For more information about Laoag check Wikipedia and Wikitravel sites, as for Paoay these Wikipedia and Wikitravel links. The Philippine’s currency is the Peso (PHP, ₱). Please note that any price reference is true as from when this guide was created, therefore check prices in advance as with the time they change.
What to see and do in Laoag and Paoay
- Capitol Building At one end of Aurora Park is this beautiful building, the city hall of Laoag.
- Tobacco Monopoly Monument Located at the heart of Aurora Park.
- Cathedral of Saint William Built in 1612 to replace a wooden chapel on Italian Renaissance style. It is famous for its Sinking Bell Tower which sinks at a rate of an inch a year. A decade ago, the entrance was still tall enough to let a man on horseback enter. Now not even a man could enter.
- Saint Augustine Church In Paoay is an UNESCO World Heritage Site as part of the Spanish colonial Baroque earthquake-resistance architecture in the Philippines. Without doubt the landmark in the village, well worth the trip. As curious facts, it is entirely built of coral blocks, and notice the rounded lines decorating the bases of the buttress, those are an allegory to the Sun, symbols that the ancestral people used before the arrival of the Spanish.

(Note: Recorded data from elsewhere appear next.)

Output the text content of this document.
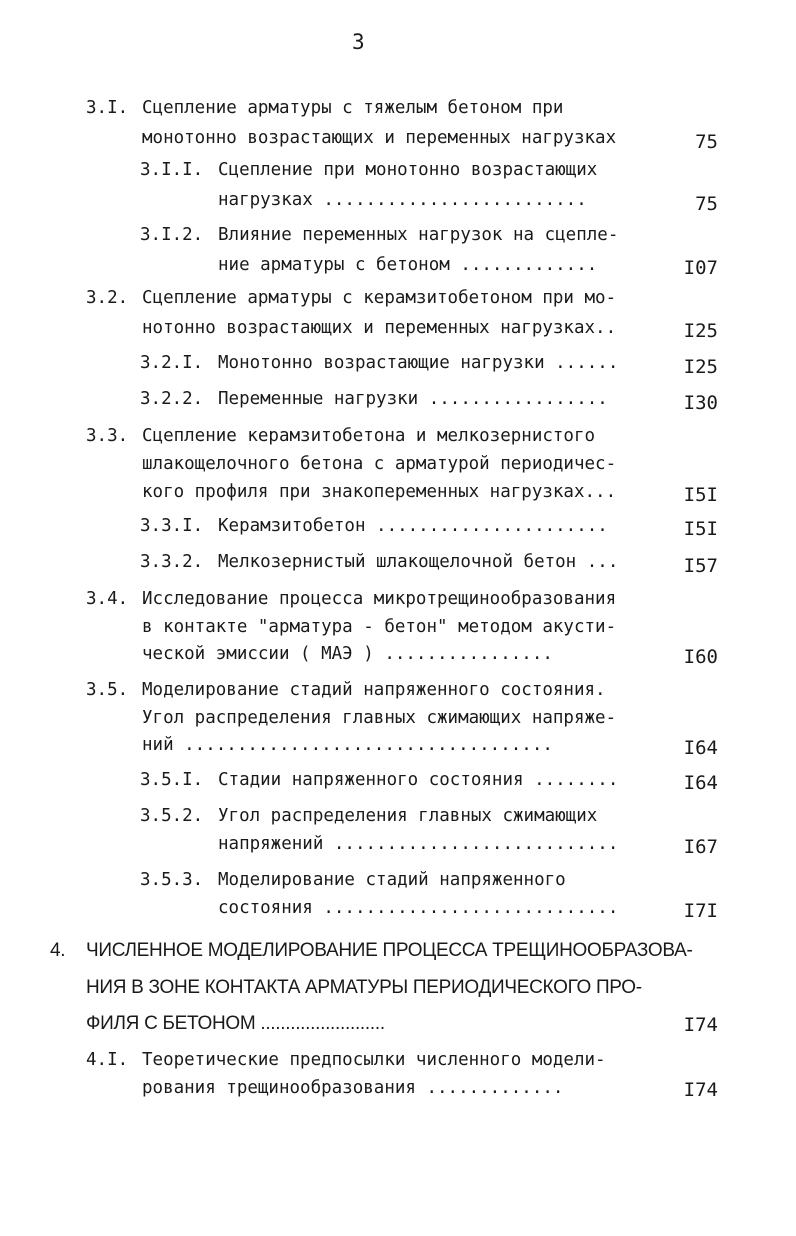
3
3.I. Сцепление арматуры с тяжелым бетоном при
монотонно возрастающих и переменных нагрузках	75
3.I.I. Сцепление при монотонно возрастающих
нагрузках .........................	75
3.I.2. Влияние переменных нагрузок на сцепле-
ние арматуры с бетоном .............	I07
3.2. Сцепление арматуры с керамзитобетоном при мо-
нотонно возрастающих и переменных нагрузках..	I25
3.2.I. Монотонно возрастающие нагрузки ......	I25
3.2.2. Переменные нагрузки .................	I30
3.3. Сцепление керамзитобетона и мелкозернистого
шлакощелочного бетона с арматурой периодичес-
кого профиля при знакопеременных нагрузках...	I5I
3.3.I. Керамзитобетон ......................	I5I
3.3.2. Мелкозернистый шлакощелочной бетон ...	I57
3.4. Исследование процесса микротрещинообразования
в контакте "арматура - бетон" методом акусти-
ческой эмиссии ( МАЭ ) ................	I60
3.5. Моделирование стадий напряженного состояния.
Угол распределения главных сжимающих напряже-
ний ...................................	I64
3.5.I. Стадии напряженного состояния ........	I64
3.5.2. Угол распределения главных сжимающих
напряжений ...........................	I67
3.5.3. Моделирование стадий напряженного
состояния ............................	I7I
4. ЧИСЛЕННОЕ МОДЕЛИРОВАНИЕ ПРОЦЕССА ТРЕЩИНООБРАЗОВА-
НИЯ В ЗОНЕ КОНТАКТА АРМАТУРЫ ПЕРИОДИЧЕСКОГО ПРО-
ФИЛЯ С БЕТОНОМ .........................	I74
4.I. Теоретические предпосылки численного модели-
рования трещинообразования .............	I74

- La Paz San Dunes Is the only desert in the Philippines. Either you can rent a 4×4 to drive up and down the dunes or get a jeepney and enjoy yourself walking along them.

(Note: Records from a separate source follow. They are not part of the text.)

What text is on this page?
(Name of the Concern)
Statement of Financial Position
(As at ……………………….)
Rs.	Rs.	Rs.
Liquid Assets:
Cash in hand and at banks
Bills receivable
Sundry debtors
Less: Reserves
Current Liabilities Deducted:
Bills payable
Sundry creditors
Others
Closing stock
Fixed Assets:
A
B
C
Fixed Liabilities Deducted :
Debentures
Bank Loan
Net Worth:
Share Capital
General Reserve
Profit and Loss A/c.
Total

What to see and do heading south towards Vigan
- Pangil coral rocks An ancient coral reef now dead, it is where the Spanish used as a canter for the construction of Paoay Church. You will get great views of the sea and the rocks along the 3km that stretches.
- Santa Maria Church Around 40 kilometres south of Vigan, it is another of the UNESCO World Heritage Site Spanish colonial Baroque earthquake-resistance churches in the Philippines. It is also the only one ever built on top of a hill as a fortress and accessible through the “Spanish Steps”.
The airport is located quite near the centre of Laoag, to the west of the city just south of the Padsan River. The only public transportation available are public jeepneys and tricycles.
Between Laoag and Paoay you can easily get a jeepney. Both are 20km apart from each other. While for public transportation within the city it is absolutely not needed. The size of them is so small that it just do not exist. Of course taxis and jeepneys can be taken in the streets in any case to move to further destinations and villages around.
There is not much choice if what you are looking are big hotels. There is a good amount in any case on small properties in Laoag and a much smaller choice in Paoay, with also some resorts by the beach, and the only 5* property in Northern Philippines located at Laoag. A good point to start your search is by checking some of our preferred affiliate hotel search engines such as Hotels.com, Booking.com, Expedia, Otel.com, Agoda, Opodo, LateRooms or Ebookers.
We stayed at Casa Dona Emilia, 9 San Pedro Street, Paoay. A simple but nice small hotel right in the centre of the city, seconds away from the main church and next door to a Seven Eleven shop. The only problem we encountered were the roosters that woke us up from 4am with their non stop crowing, although some earplugs will do. Everything else was great and a very recommended place to anyone.
This Post Has One Comment
The church in Paoay is known as the crowning gem of the earthquake baroque architecture that started in Mexico, and was perfected in the Philippines. The entire Ilocos region was one of the four provinces of Las Filipinas. It was known in the age of exploration as “Nueva Segovia”. Nice post!